Paul McCartney at the United Center, April 2002

By MARK GUARINO
Daily Herald Music Critic

The magic of Beatlemania will always be connected to what preceded it three months earlier — the assassination of John F. Kennedy.

If that hadn’t happened, the Beatles still would have arrived in the United States and still would have written the rules for pop music to come.

But would the fervor that greeted them have been so extreme? Americans were wounded after JFK’s murder, and they knew times were changing — probably for the worse.

So when the Beatles appeared on Ed Sullivan — with their absurd British humor, wide smiles and impeccable tunefulness — the nation’s thirst for escapism was quenched. No wonder teenage girls screamed, cried and fainted.

That famous film footage rolled during Paul McCartney’s show Wednesday night, the first of two sold-out nights at the United Center. While McCartney sang the Beatles 1964 hit “All My Loving,” images of sobbing girls, shrieking girls and Fab-obsessed teenagers flashed in black-and-white overhead.

That extra touch was nostalgia, but it also had topical relevance, too. The deep bond between the Beatles and its fans is unlike any in this history of pop music. And after the horrors of Sept. 11, McCartney has re-emerged as relevant as ever, still a figure the nation looks to, desperately to be told (in song, at least) it’s getting better all the time.

Indeed, McCartney performed “Getting Better” for the first time since the Beatles recorded it in 1967. In the 2 1/2-hour show, he once again wrote the rules, this time on how a rock icon gracefully ages. By staggering his touring by a decade, McCartney obviously had time to develop a fresh approach to his famous songbook. He also selected songs, that weren’t the obvious hits; instead he forged for those that had deeper resonance over the years.

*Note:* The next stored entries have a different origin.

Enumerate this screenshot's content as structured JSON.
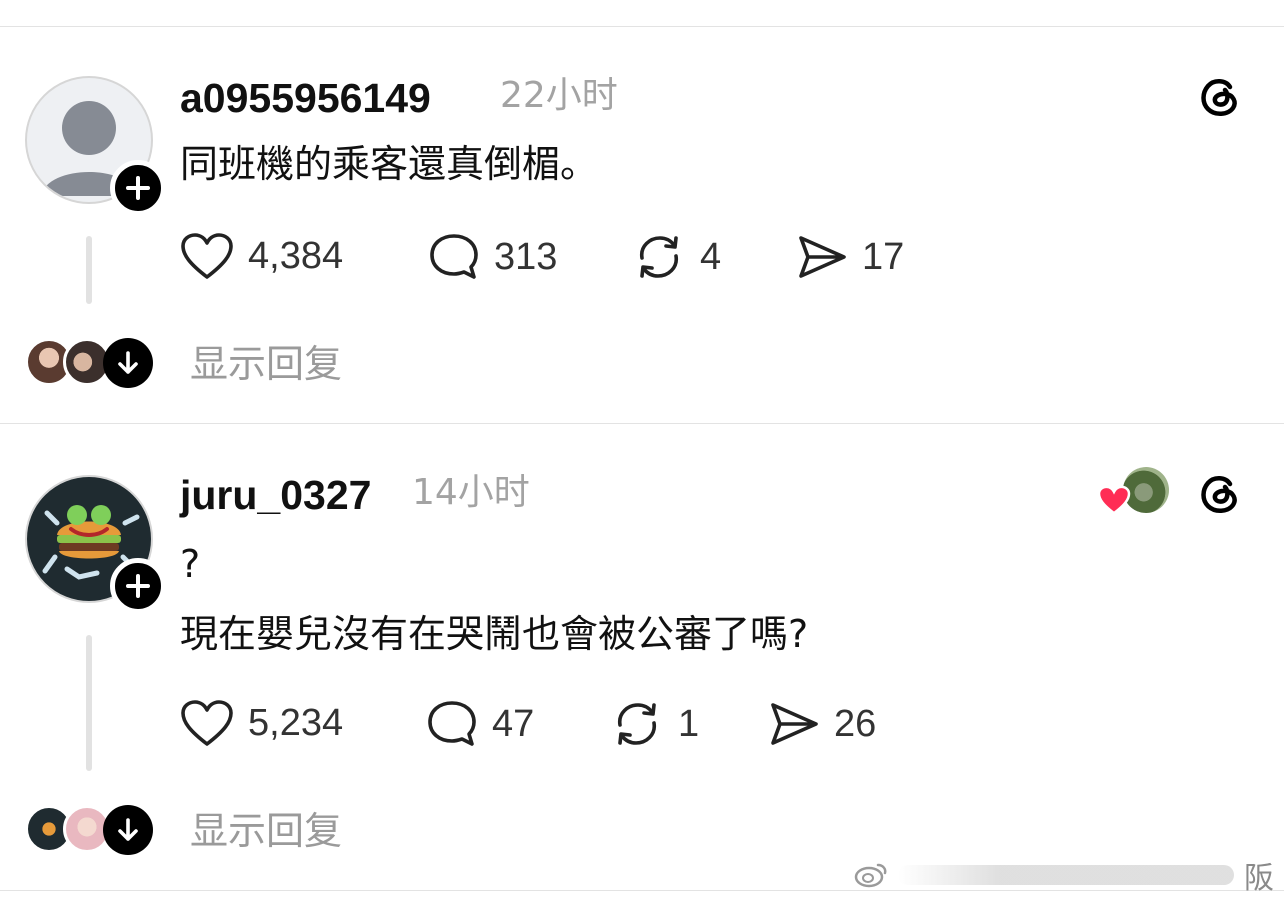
{
  "posts": [
    {
      "username": "a0955956149",
      "time": "22小时",
      "lines": [
        "同班機的乘客還真倒楣。"
      ],
      "likes": "4,384",
      "comments": "313",
      "reposts": "4",
      "shares": "17",
      "show_replies": "显示回复",
      "avatar": "default-user-avatar"
    },
    {
      "username": "juru_0327",
      "time": "14小时",
      "lines": [
        "?",
        "現在嬰兒沒有在哭鬧也會被公審了嗎?"
      ],
      "likes": "5,234",
      "comments": "47",
      "reposts": "1",
      "shares": "26",
      "show_replies": "显示回复",
      "avatar": "burger-avatar"
    }
  ],
  "watermark": {
    "text": "阪"
  },
  "colors": {
    "like_heart": "#ff2d55",
    "muted_text": "#9a9a9a",
    "divider": "#e3e3e3"
  }
}
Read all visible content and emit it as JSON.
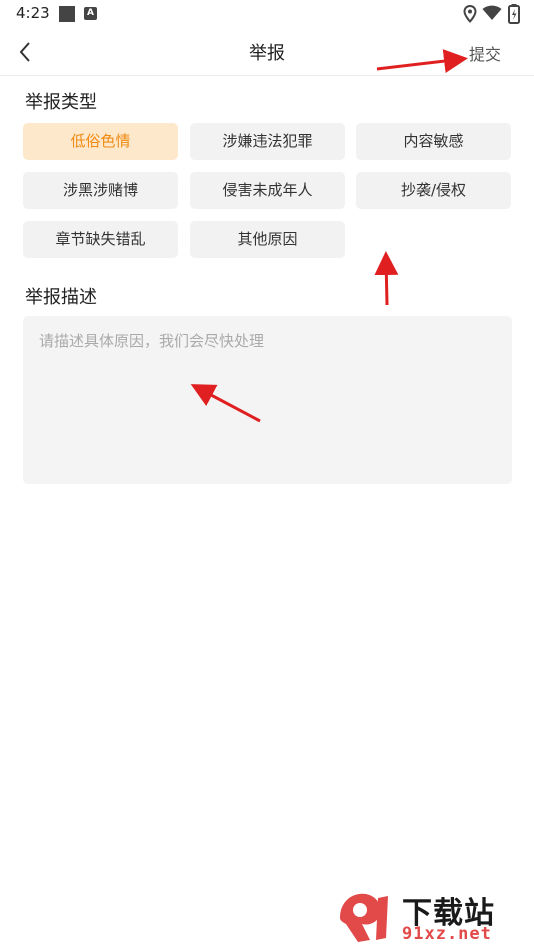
{
  "status_bar": {
    "time": "4:23",
    "notification_icons": [
      "square-icon",
      "a-icon"
    ],
    "a_icon_letter": "A",
    "system_icons": [
      "location-icon",
      "wifi-icon",
      "battery-icon"
    ]
  },
  "header": {
    "title": "举报",
    "submit_label": "提交",
    "back_icon": "chevron-left-icon"
  },
  "report_types": {
    "label": "举报类型",
    "options": [
      {
        "label": "低俗色情",
        "selected": true
      },
      {
        "label": "涉嫌违法犯罪",
        "selected": false
      },
      {
        "label": "内容敏感",
        "selected": false
      },
      {
        "label": "涉黑涉赌博",
        "selected": false
      },
      {
        "label": "侵害未成年人",
        "selected": false
      },
      {
        "label": "抄袭/侵权",
        "selected": false
      },
      {
        "label": "章节缺失错乱",
        "selected": false
      },
      {
        "label": "其他原因",
        "selected": false
      }
    ]
  },
  "description": {
    "label": "举报描述",
    "placeholder": "请描述具体原因，我们会尽快处理",
    "value": ""
  },
  "colors": {
    "selected_bg": "#fde8cc",
    "selected_text": "#f08a12",
    "chip_bg": "#f2f2f2",
    "arrow": "#e02020"
  },
  "watermark": {
    "text_main": "下载站",
    "text_url": "91xz.net"
  }
}
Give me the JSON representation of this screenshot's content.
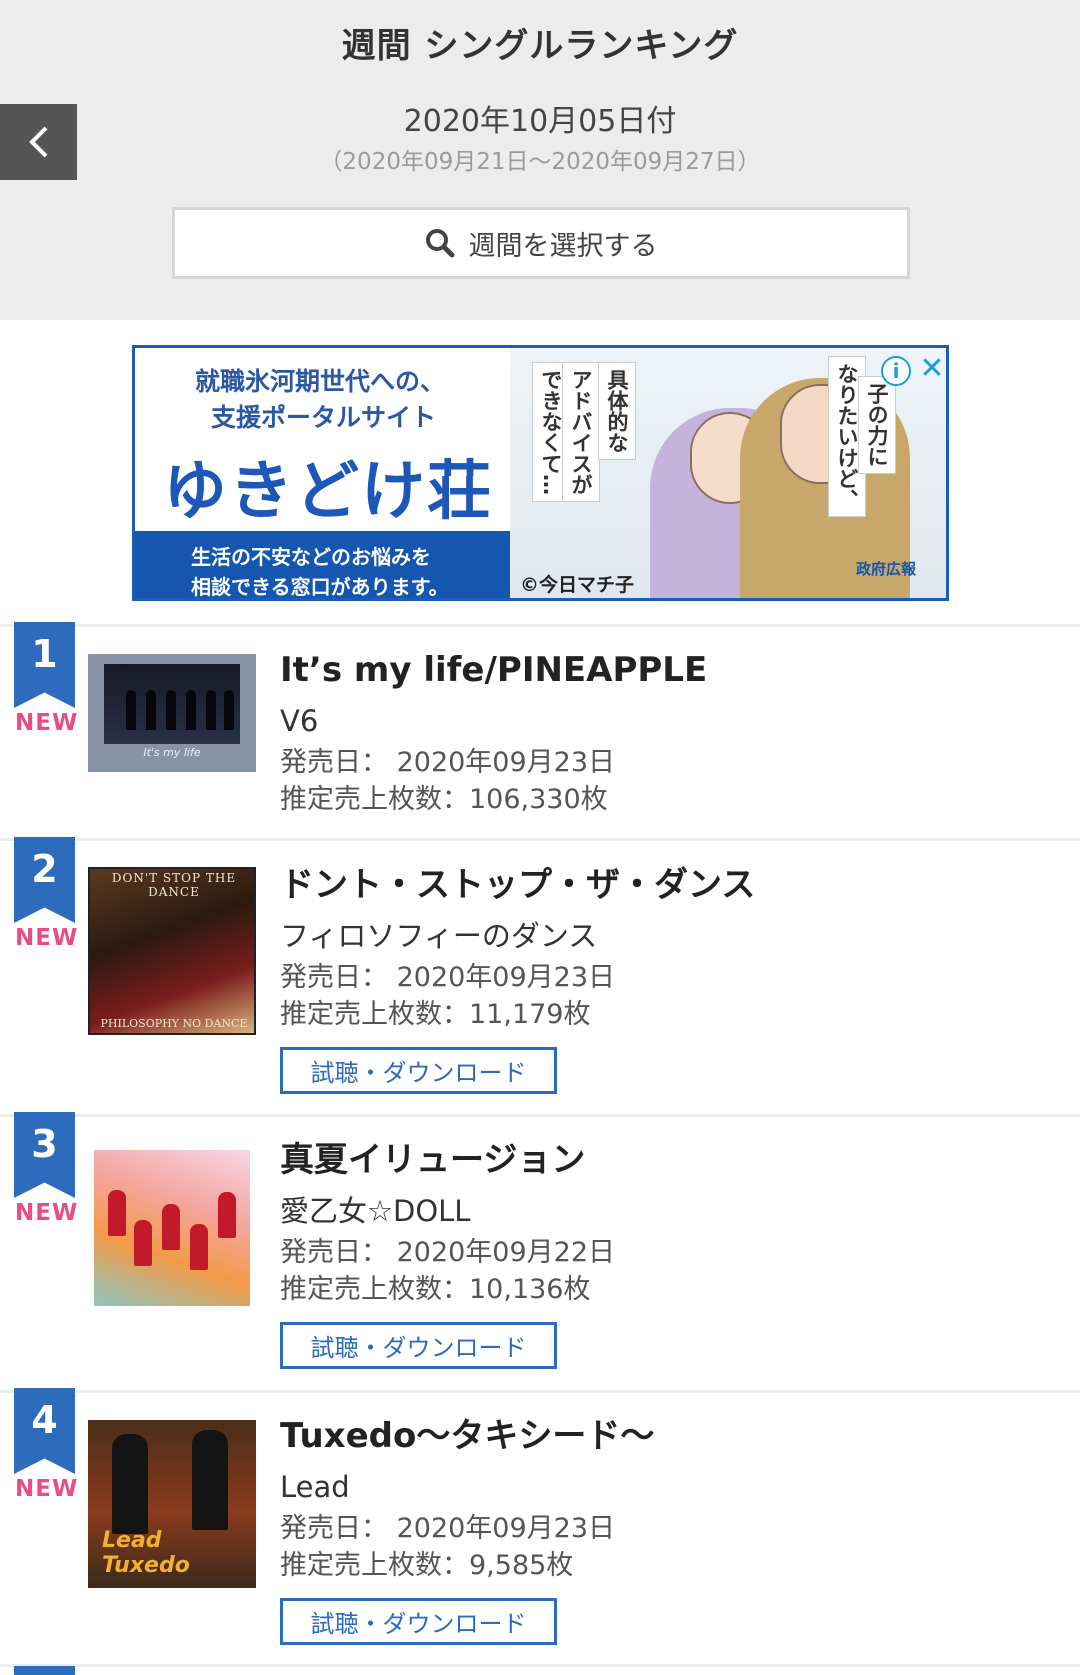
{
  "header": {
    "title": "週間 シングルランキング",
    "date": "2020年10月05日付",
    "range": "（2020年09月21日〜2020年09月27日）",
    "select_week_label": "週間を選択する"
  },
  "ad": {
    "line1": "就職氷河期世代への、",
    "line2": "支援ポータルサイト",
    "brand": "ゆきどけ荘",
    "bar_line1": "生活の不安などのお悩みを",
    "bar_line2": "相談できる窓口があります。",
    "bubble_a": "できなくて…",
    "bubble_b": "アドバイスが",
    "bubble_c": "具体的な",
    "bubble_d": "なりたいけど、",
    "bubble_e": "子の力に",
    "credit": "©今日マチ子",
    "logo_text": "政府広報",
    "info_label": "i",
    "close_label": "✕"
  },
  "rankings": [
    {
      "rank": "1",
      "badge": "NEW",
      "title": "It’s my life/PINEAPPLE",
      "artist": "V6",
      "release_date": "発売日： 2020年09月23日",
      "sales": "推定売上枚数：106,330枚",
      "jacket_caption": "It's my life"
    },
    {
      "rank": "2",
      "badge": "NEW",
      "title": "ドント・ストップ・ザ・ダンス",
      "artist": "フィロソフィーのダンス",
      "release_date": "発売日： 2020年09月23日",
      "sales": "推定売上枚数：11,179枚",
      "download_label": "試聴・ダウンロード",
      "jacket_top": "DON'T STOP THE DANCE",
      "jacket_bottom": "PHILOSOPHY NO DANCE"
    },
    {
      "rank": "3",
      "badge": "NEW",
      "title": "真夏イリュージョン",
      "artist": "愛乙女☆DOLL",
      "release_date": "発売日： 2020年09月22日",
      "sales": "推定売上枚数：10,136枚",
      "download_label": "試聴・ダウンロード"
    },
    {
      "rank": "4",
      "badge": "NEW",
      "title": "Tuxedo〜タキシード〜",
      "artist": "Lead",
      "release_date": "発売日： 2020年09月23日",
      "sales": "推定売上枚数：9,585枚",
      "download_label": "試聴・ダウンロード",
      "jacket_text": "Lead Tuxedo"
    }
  ],
  "colors": {
    "accent": "#2d6bbd",
    "new_badge": "#e94d88",
    "header_bg": "#ececec"
  }
}
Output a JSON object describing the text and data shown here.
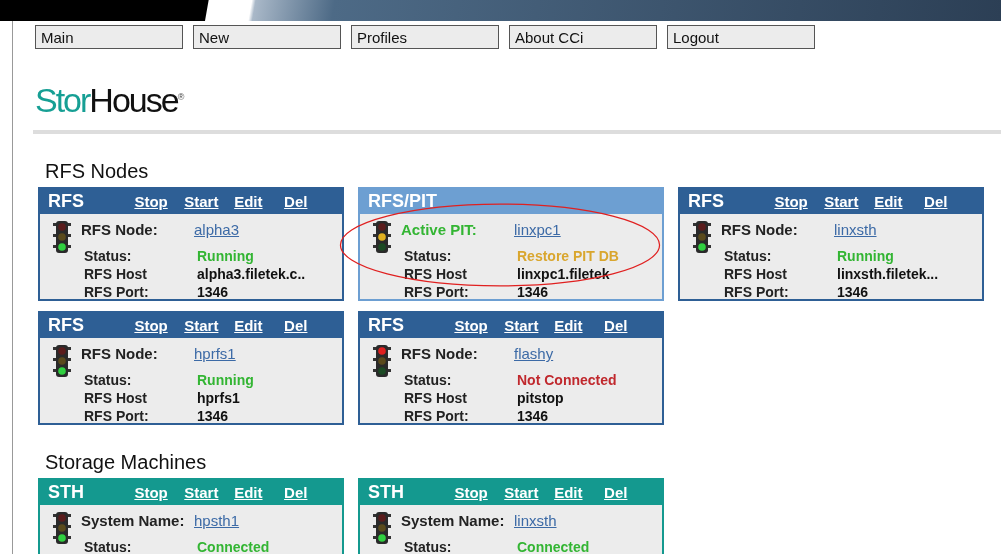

But braver still, McCartney dismissed his four-member band early in the show. Standing alone before almost 23,000 people, he played 11 songs solo. They ranged fro his sweetest melodies (“Mother Nature’s Son,” “Blackbird,” “Here, There and Everywhere”) to tasteful tributes to his fallen bandmates John Lennon and George Harrison.

Playing the Harrison ballad, “Something,” he fingerpicked a ukulele (who knew Harrison was a fan of Hawaiian music?), but for Lennon, he turned to “Here Today,” a song he wrote soon after Lennon’s murder in 1980. “We didn’t understand a thing/but we could always sing,” he sand, stepping away from the microphone at song’s end, blinking away a tear.

Turning 60 this June, McCartney was as spry as a teenager, with a voice that remains freshly exuberant, striking the high notes of “I Saw Her Standing There” without having to fake it.

His band – Paul “Wix” Wickens on keyboards, Rusty Anderson on guitar, Abe Laboriel Jr. on drums and Brian ray alternating between guitar and bass – looked like the refugees from the Goo Goo Dolls or System of a Down. But even if they were slick, they effectively reproduced the ambitious songcraft of his 35-song setlist, covering from the Beatles to Wings to his post-band years.

McCartney couldn’t have played a show without his staple anthems, “Let It Be,” “Hey Jude” and “The Long and Winding Road.” As gratuitous as they felt, they were not as nearly so during his recent Oscar contender, “Vanilla Sky,” which was accompanied by film clips of Tom Cruise and Penelope Cruz.

That’s called showbiz, which stood out only because this show had hardly a trace of it. Early on, one of the ’60s film clip showed a fan waving a poster that read, “never leave us.” McCartney showed once again what we’d miss.